In conclusion, the current study identified the no-observed-effect concentration for acute PAA exposure to be below 1.6 mg/L for Atlantic salmon parr and provided insights into its use as a prophylactic water disinfectant in RAS facilities. The toxicity of PAA-based disinfectants are influenced by its acidified nature, which can interfere with the pH of the water low alkalinity aquaculture systems.

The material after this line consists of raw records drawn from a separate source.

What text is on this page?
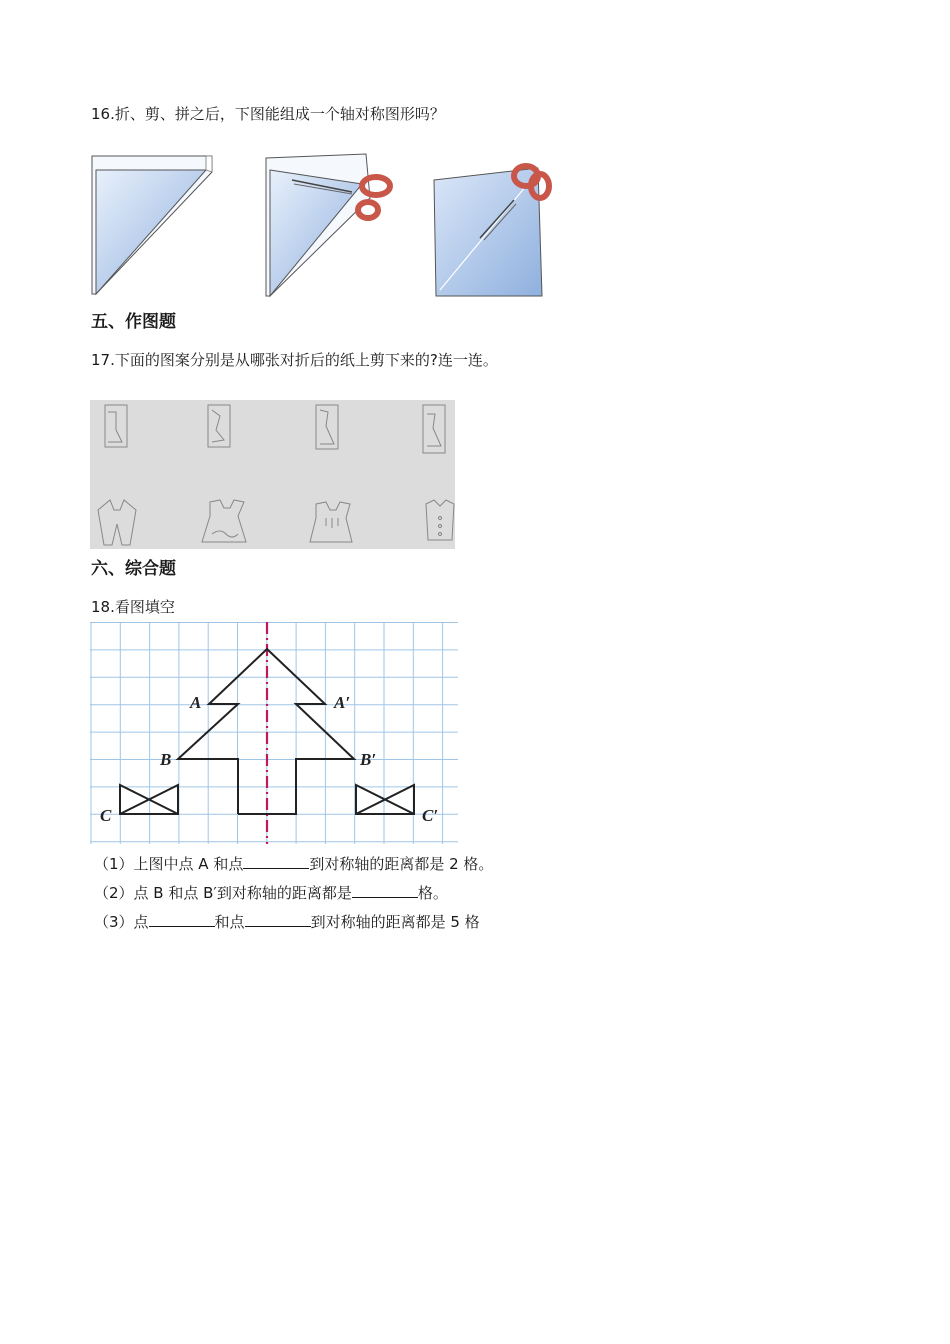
16.折、剪、拼之后，下图能组成一个轴对称图形吗？
五、作图题
17.下面的图案分别是从哪张对折后的纸上剪下来的?连一连。
六、综合题
18.看图填空
A	A′
B	B′
C	C′
（1）上图中点 A 和点	到对称轴的距离都是 2 格。
（2）点 B 和点 B′到对称轴的距离都是	格。
（3）点	和点	到对称轴的距离都是 5 格
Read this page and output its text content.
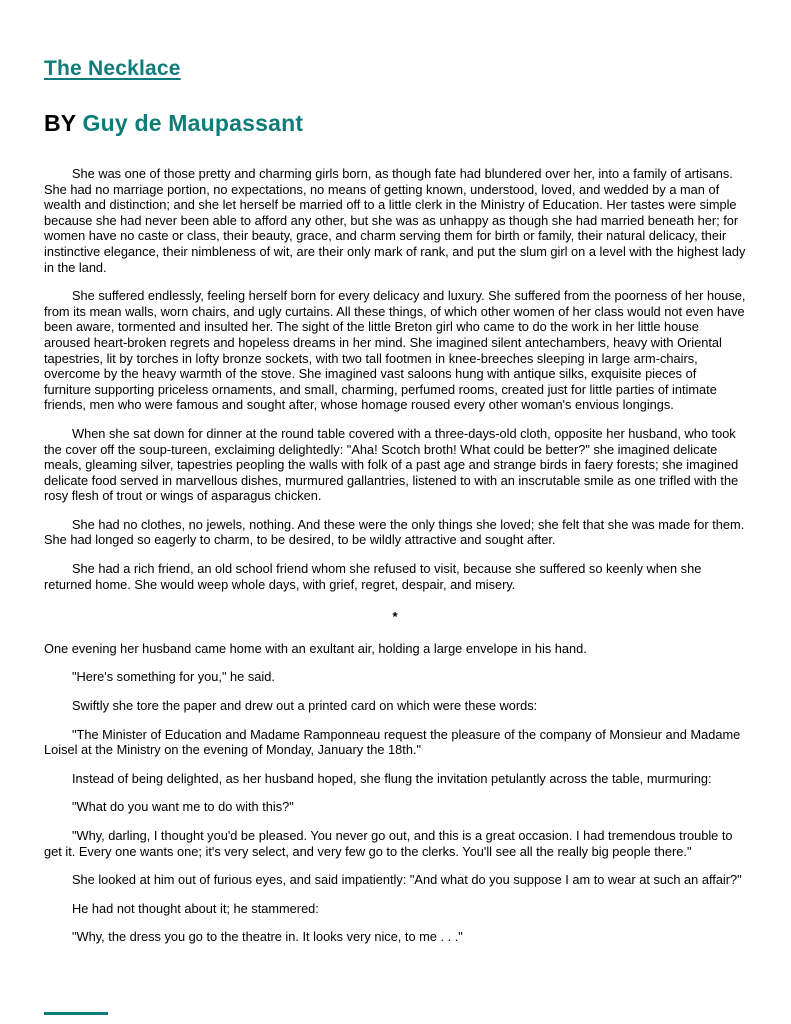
The Necklace
BY Guy de Maupassant

She was one of those pretty and charming girls born, as though fate had blundered over her, into a family of artisans. She had no marriage portion, no expectations, no means of getting known, understood, loved, and wedded by a man of wealth and distinction; and she let herself be married off to a little clerk in the Ministry of Education. Her tastes were simple because she had never been able to afford any other, but she was as unhappy as though she had married beneath her; for women have no caste or class, their beauty, grace, and charm serving them for birth or family, their natural delicacy, their instinctive elegance, their nimbleness of wit, are their only mark of rank, and put the slum girl on a level with the highest lady in the land.

She suffered endlessly, feeling herself born for every delicacy and luxury. She suffered from the poorness of her house, from its mean walls, worn chairs, and ugly curtains. All these things, of which other women of her class would not even have been aware, tormented and insulted her. The sight of the little Breton girl who came to do the work in her little house aroused heart-broken regrets and hopeless dreams in her mind. She imagined silent antechambers, heavy with Oriental tapestries, lit by torches in lofty bronze sockets, with two tall footmen in knee-breeches sleeping in large arm-chairs, overcome by the heavy warmth of the stove. She imagined vast saloons hung with antique silks, exquisite pieces of furniture supporting priceless ornaments, and small, charming, perfumed rooms, created just for little parties of intimate friends, men who were famous and sought after, whose homage roused every other woman's envious longings.

When she sat down for dinner at the round table covered with a three-days-old cloth, opposite her husband, who took the cover off the soup-tureen, exclaiming delightedly: "Aha! Scotch broth! What could be better?" she imagined delicate meals, gleaming silver, tapestries peopling the walls with folk of a past age and strange birds in faery forests; she imagined delicate food served in marvellous dishes, murmured gallantries, listened to with an inscrutable smile as one trifled with the rosy flesh of trout or wings of asparagus chicken.

She had no clothes, no jewels, nothing. And these were the only things she loved; she felt that she was made for them. She had longed so eagerly to charm, to be desired, to be wildly attractive and sought after.

She had a rich friend, an old school friend whom she refused to visit, because she suffered so keenly when she returned home. She would weep whole days, with grief, regret, despair, and misery.

*

One evening her husband came home with an exultant air, holding a large envelope in his hand.

"Here's something for you," he said.

Swiftly she tore the paper and drew out a printed card on which were these words:

"The Minister of Education and Madame Ramponneau request the pleasure of the company of Monsieur and Madame Loisel at the Ministry on the evening of Monday, January the 18th."

Instead of being delighted, as her husband hoped, she flung the invitation petulantly across the table, murmuring:

"What do you want me to do with this?"

"Why, darling, I thought you'd be pleased. You never go out, and this is a great occasion. I had tremendous trouble to get it. Every one wants one; it's very select, and very few go to the clerks. You'll see all the really big people there."

She looked at him out of furious eyes, and said impatiently: "And what do you suppose I am to wear at such an affair?"

He had not thought about it; he stammered:

"Why, the dress you go to the theatre in. It looks very nice, to me . . ."
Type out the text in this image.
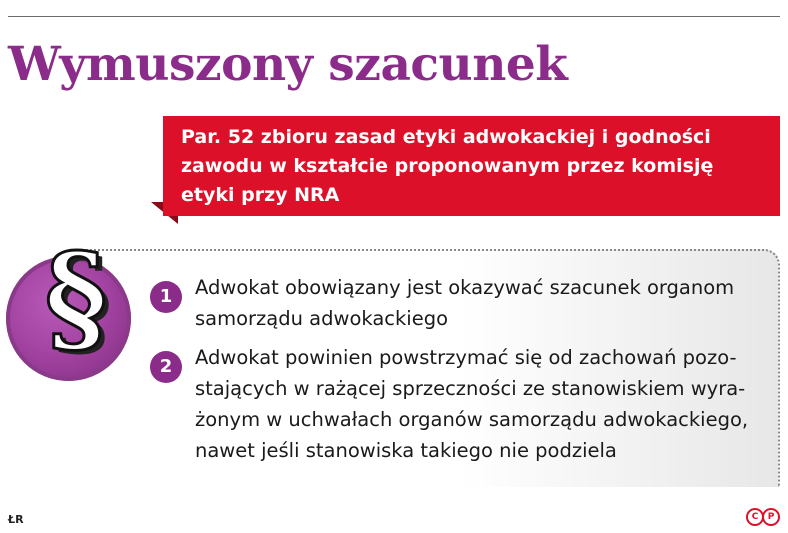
Wymuszony szacunek

Par. 52 zbioru zasad etyki adwokackiej i godności
zawodu w kształcie proponowanym przez komisję
etyki przy NRA

§	1	Adwokat obowiązany jest okazywać szacunek organom
samorządu adwokackiego

2	Adwokat powinien powstrzymać się od zachowań pozo-
stających w rażącej sprzeczności ze stanowiskiem wyra-
żonym w uchwałach organów samorządu adwokackiego,
nawet jeśli stanowiska takiego nie podziela

ŁR	C	P
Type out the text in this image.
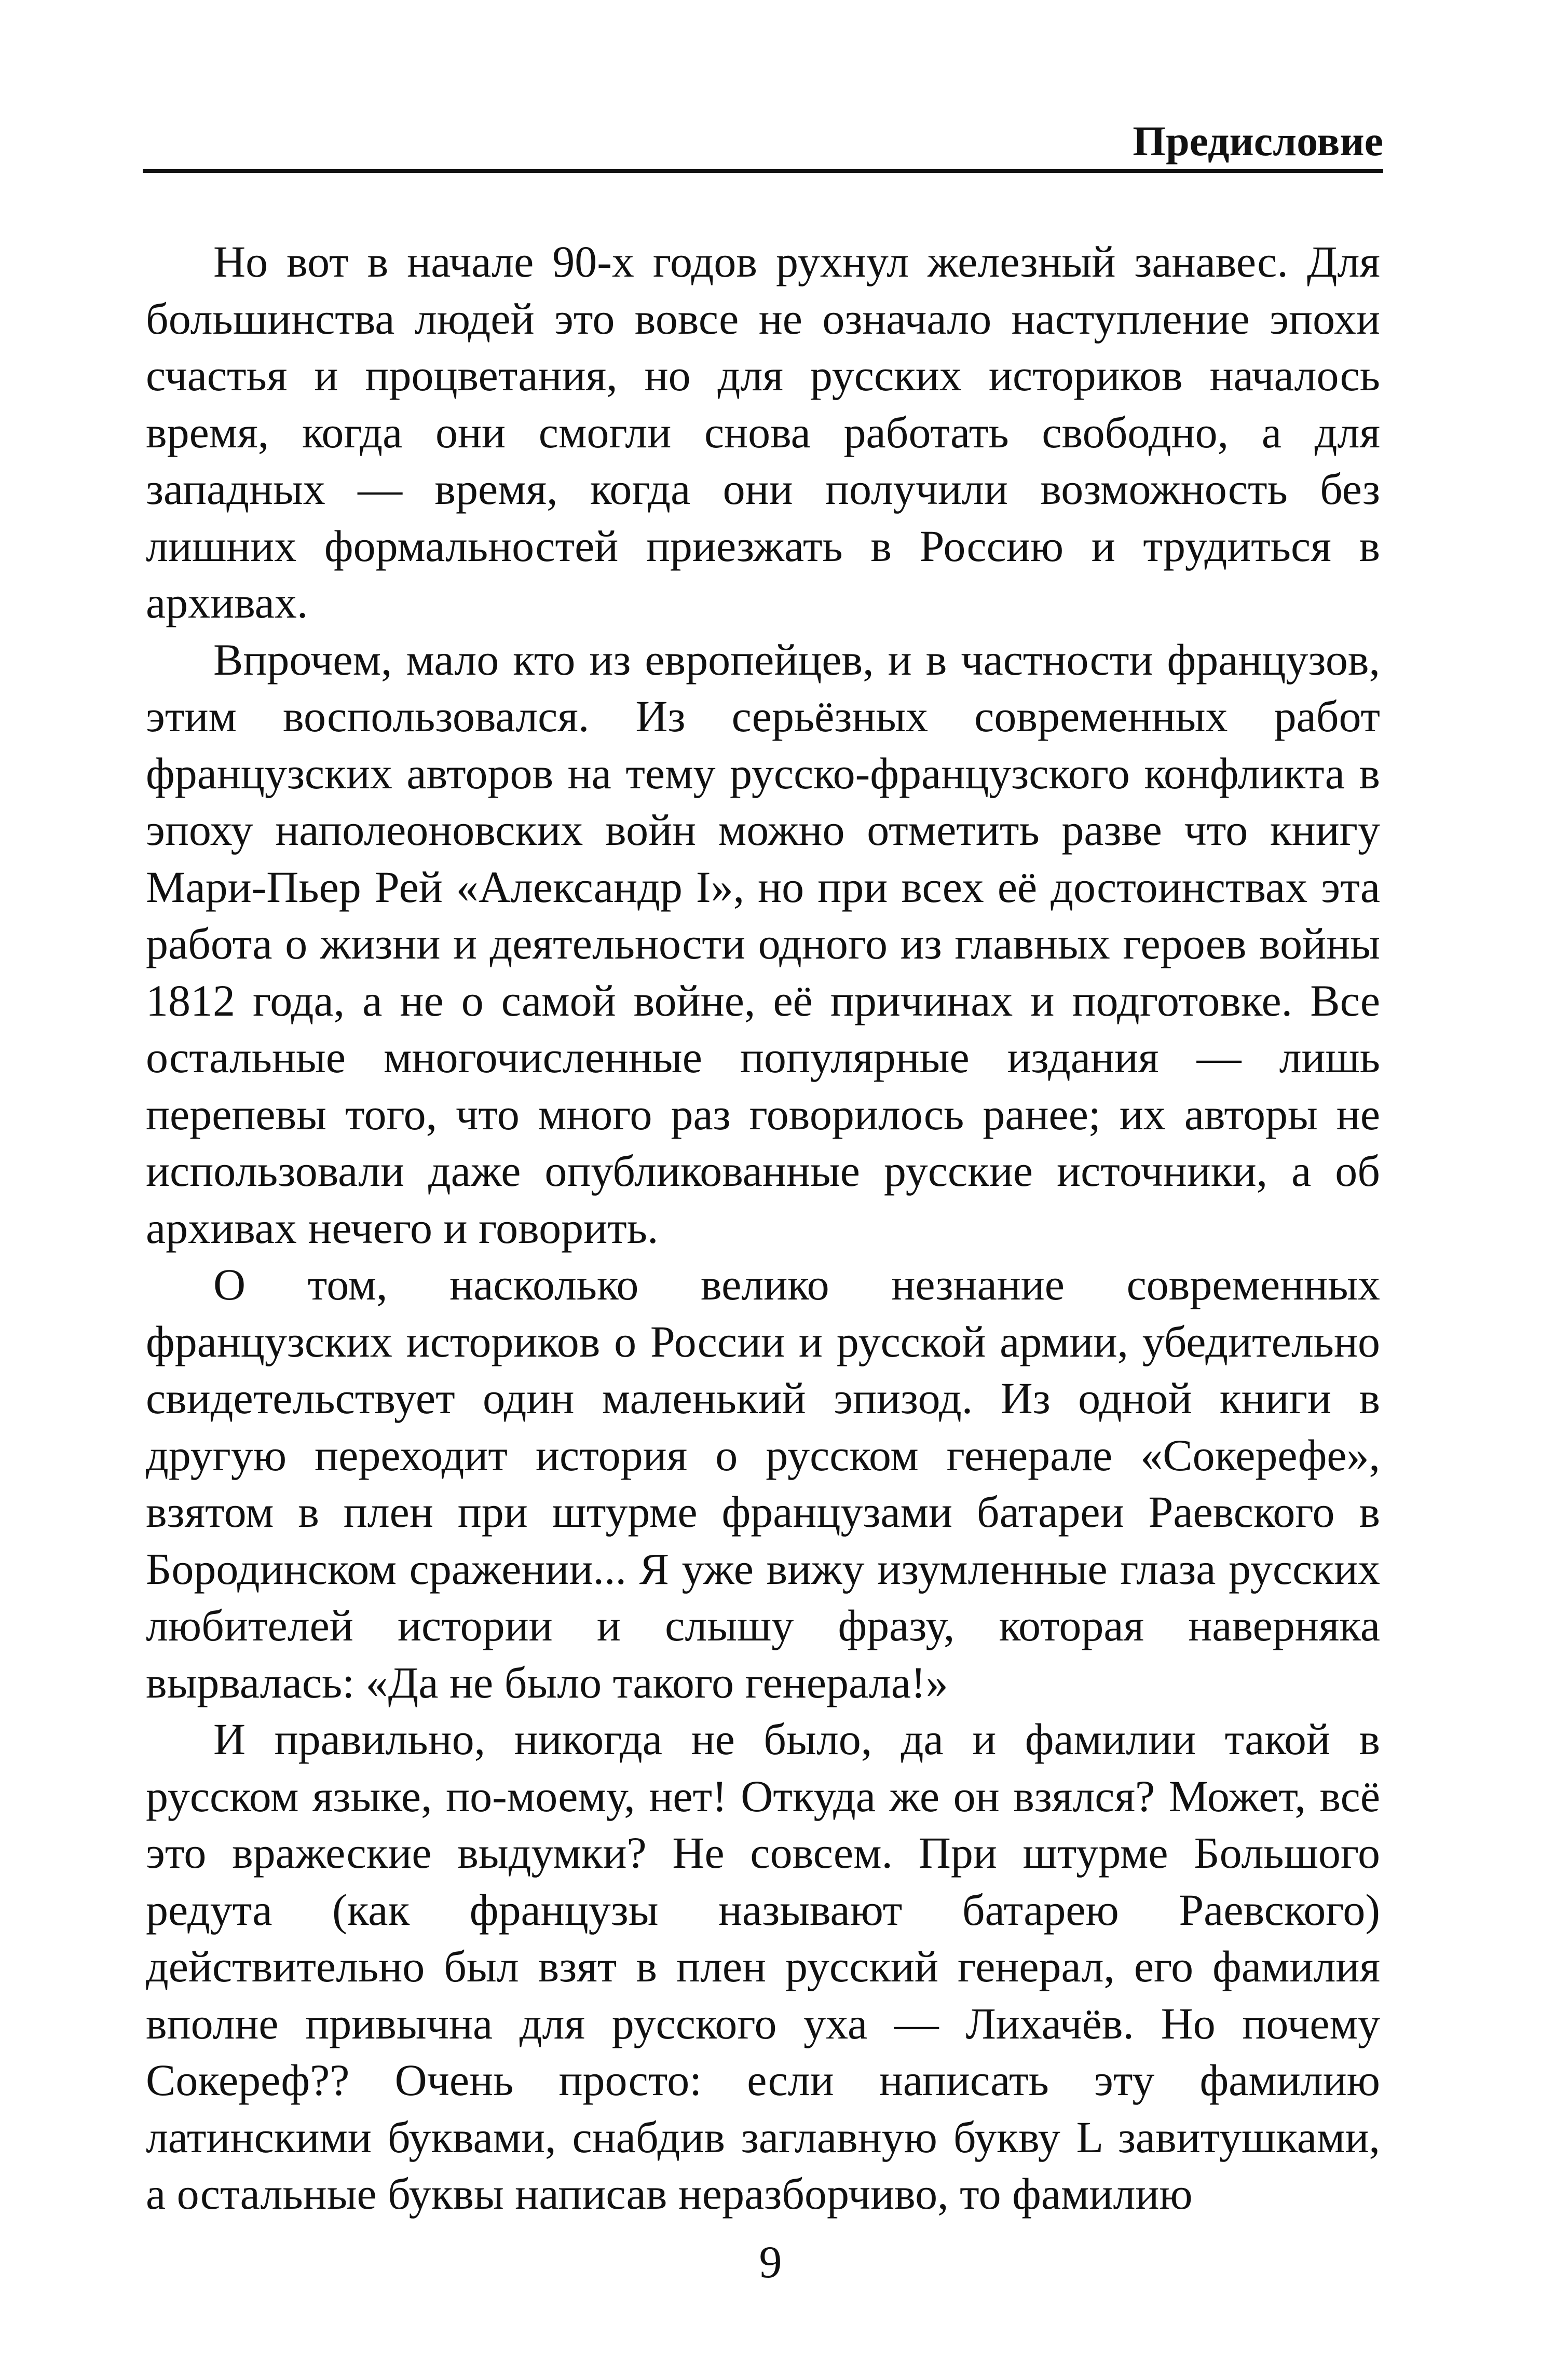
Предисловие

Но вот в начале 90-х годов рухнул железный занавес. Для большинства людей это вовсе не означало наступление эпохи счастья и процветания, но для русских историков началось время, когда они смогли снова работать свободно, а для западных — время, когда они получили возможность без лишних формальностей приезжать в Россию и трудиться в архивах.

Впрочем, мало кто из европейцев, и в частности французов, этим воспользовался. Из серьёзных современных работ французских авторов на тему русско-французского конфликта в эпоху наполеоновских войн можно отметить разве что книгу Мари-Пьер Рей «Александр I», но при всех её достоинствах эта работа о жизни и деятельности одного из главных героев войны 1812 года, а не о самой войне, её причинах и подготовке. Все остальные многочисленные популярные издания — лишь перепевы того, что много раз говорилось ранее; их авторы не использовали даже опубликованные русские источники, а об архивах нечего и говорить.

О том, насколько велико незнание современных французских историков о России и русской армии, убедительно свидетельствует один маленький эпизод. Из одной книги в другую переходит история о русском генерале «Сокерефе», взятом в плен при штурме французами батареи Раевского в Бородинском сражении... Я уже вижу изумленные глаза русских любителей истории и слышу фразу, которая наверняка вырвалась: «Да не было такого генерала!»

И правильно, никогда не было, да и фамилии такой в русском языке, по-моему, нет! Откуда же он взялся? Может, всё это вражеские выдумки? Не совсем. При штурме Большого редута (как французы называют батарею Раевского) действительно был взят в плен русский генерал, его фамилия вполне привычна для русского уха — Лихачёв. Но почему Сокереф?? Очень просто: если написать эту фамилию латинскими буквами, снабдив заглавную букву L завитушками, а остальные буквы написав неразборчиво, то фамилию

9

Further studies should evaluate the health and welfare consequences of a long-term PAA exposure in Atlantic salmon parr.

To sum up:

  • Atlantic salmon parr were exposed to nine peracetic acid (PAA) doses (0 – 6.4 mg/L).
  • Survival, swimming behaviour and mucosal health were not affected below 1.6 mg/L.
  • Acute mortality, damaged skin and gill necrosis were observed in high PAA doses.
  • PAA toxicity in low water alkalinity aquaculture systems should be considered.

This work was funded by the Research Council of Norway, Young Research Talent Program, project nr 302767 - Water disinfection strategies to improve Atlantic salmon parr production.

In collaboration with the Technical University of Denmark (Senior scientist Lars-Flemming Pedersen) and the NTNU Department of Chemistry (Associated Professor Alexandros Asimakopoulos).